El informe, titulado “Dejados Atrás” se centra en aquellas personas atrapadas en la pobreza crónica entre el 2004 y 2012 en Latinoamérica, separándolos de aquellos que tuvieron una “movilidad a la baja”, o que se empobrecieron pese a haber percibido ingresos más altos previamente.

Así, el estudio identifica que de los 130 millones de personas clasificadas bajo la pobreza crónica, muchos viven en áreas urbanas, donde es más difícil atajar la pobreza ya que los esfuerzos se tienden a concentrar en áreas rurales. Además, las tasas de la pobreza crónica varían ampliamente a lo largo de la región, desde el 50 por ciento en Guatemala hasta el 7,8 por ciento en Uruguay.

Algunas de las poblaciones más pobres se concentran en regiones particulares de un país, como en el caso del estado de Ceará, en Brasil, cuya tasa de pobreza es el doble de la tasa de todo el país.

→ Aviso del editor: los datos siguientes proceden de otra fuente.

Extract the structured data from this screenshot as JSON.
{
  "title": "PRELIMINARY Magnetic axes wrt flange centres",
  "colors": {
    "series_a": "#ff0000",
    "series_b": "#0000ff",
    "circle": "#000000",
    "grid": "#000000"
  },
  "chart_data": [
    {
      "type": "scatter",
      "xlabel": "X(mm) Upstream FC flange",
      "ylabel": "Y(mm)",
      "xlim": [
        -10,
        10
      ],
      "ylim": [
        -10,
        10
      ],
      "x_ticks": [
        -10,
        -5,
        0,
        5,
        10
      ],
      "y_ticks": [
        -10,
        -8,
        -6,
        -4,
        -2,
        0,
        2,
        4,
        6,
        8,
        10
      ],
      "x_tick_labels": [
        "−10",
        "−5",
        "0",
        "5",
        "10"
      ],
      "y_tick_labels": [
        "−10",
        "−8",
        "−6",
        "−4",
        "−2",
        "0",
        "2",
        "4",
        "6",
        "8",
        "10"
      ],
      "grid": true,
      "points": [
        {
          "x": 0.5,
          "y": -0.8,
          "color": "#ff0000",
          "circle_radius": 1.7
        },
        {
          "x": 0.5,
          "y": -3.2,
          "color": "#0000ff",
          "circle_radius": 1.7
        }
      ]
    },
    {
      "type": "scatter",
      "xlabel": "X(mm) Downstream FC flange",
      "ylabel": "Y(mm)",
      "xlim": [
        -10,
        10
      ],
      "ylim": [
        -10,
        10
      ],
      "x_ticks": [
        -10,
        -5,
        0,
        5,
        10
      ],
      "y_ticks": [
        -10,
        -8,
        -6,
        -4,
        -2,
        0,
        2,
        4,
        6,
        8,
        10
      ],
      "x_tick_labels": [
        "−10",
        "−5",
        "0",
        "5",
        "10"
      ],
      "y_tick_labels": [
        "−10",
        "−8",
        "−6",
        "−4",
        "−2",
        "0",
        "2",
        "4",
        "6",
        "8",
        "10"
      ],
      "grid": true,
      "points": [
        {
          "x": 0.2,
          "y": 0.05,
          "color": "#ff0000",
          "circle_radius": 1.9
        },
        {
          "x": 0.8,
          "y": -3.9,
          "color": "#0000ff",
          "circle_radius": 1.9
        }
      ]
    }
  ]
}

El estudio del Banco Mundial indica que la permanencia de las personas en situación de pobreza no sólo se debería a la falta de educación o de servicios de salud básica, sino que ha apuntado a que también habría factores psicológicos en juego. Se subraya el caso de algunas barriadas de Lima, donde un programa de tratamiento y prevención de la tuberculosis no logró mucho éxito hasta que el Gobierno introdujo consejería psicológica para la depresión.

“La pobreza te puede dejar en un estado mental complicado, (…) y ese estado puede hacer más difícil escapar de la pobreza”, ha declarado Jamele Rigolini, uno de los autores del estudio. “Puede ser un círculo vicioso que se autopotencia”, ha añadido.

Un mejor entendimiento de la gente atrapada en tales ingresos mínimos ayuda a enfocar mejor los programas de ayuda. Los autores destacan la importancia de incrementar la sensibilidad ahora que los esfuerzos por la reducción de la pobreza en la región se están frenando ante un crecimiento económico más débil.

El Banco Mundial proyecta que el crecimiento del Producto Interior Bruto (PIB) de América Latina se ralentice a un 1,7 por ciento en 2015, desde el 6 por ciento que alcanzó en 2010. El pasado mes de enero, los resultados de la Comisión Económica para América Latina y el Caribe (CEPAL) mostraron que la reducción de la pobreza se había estancado en la región, con escasas variaciones desde los niveles de 2012.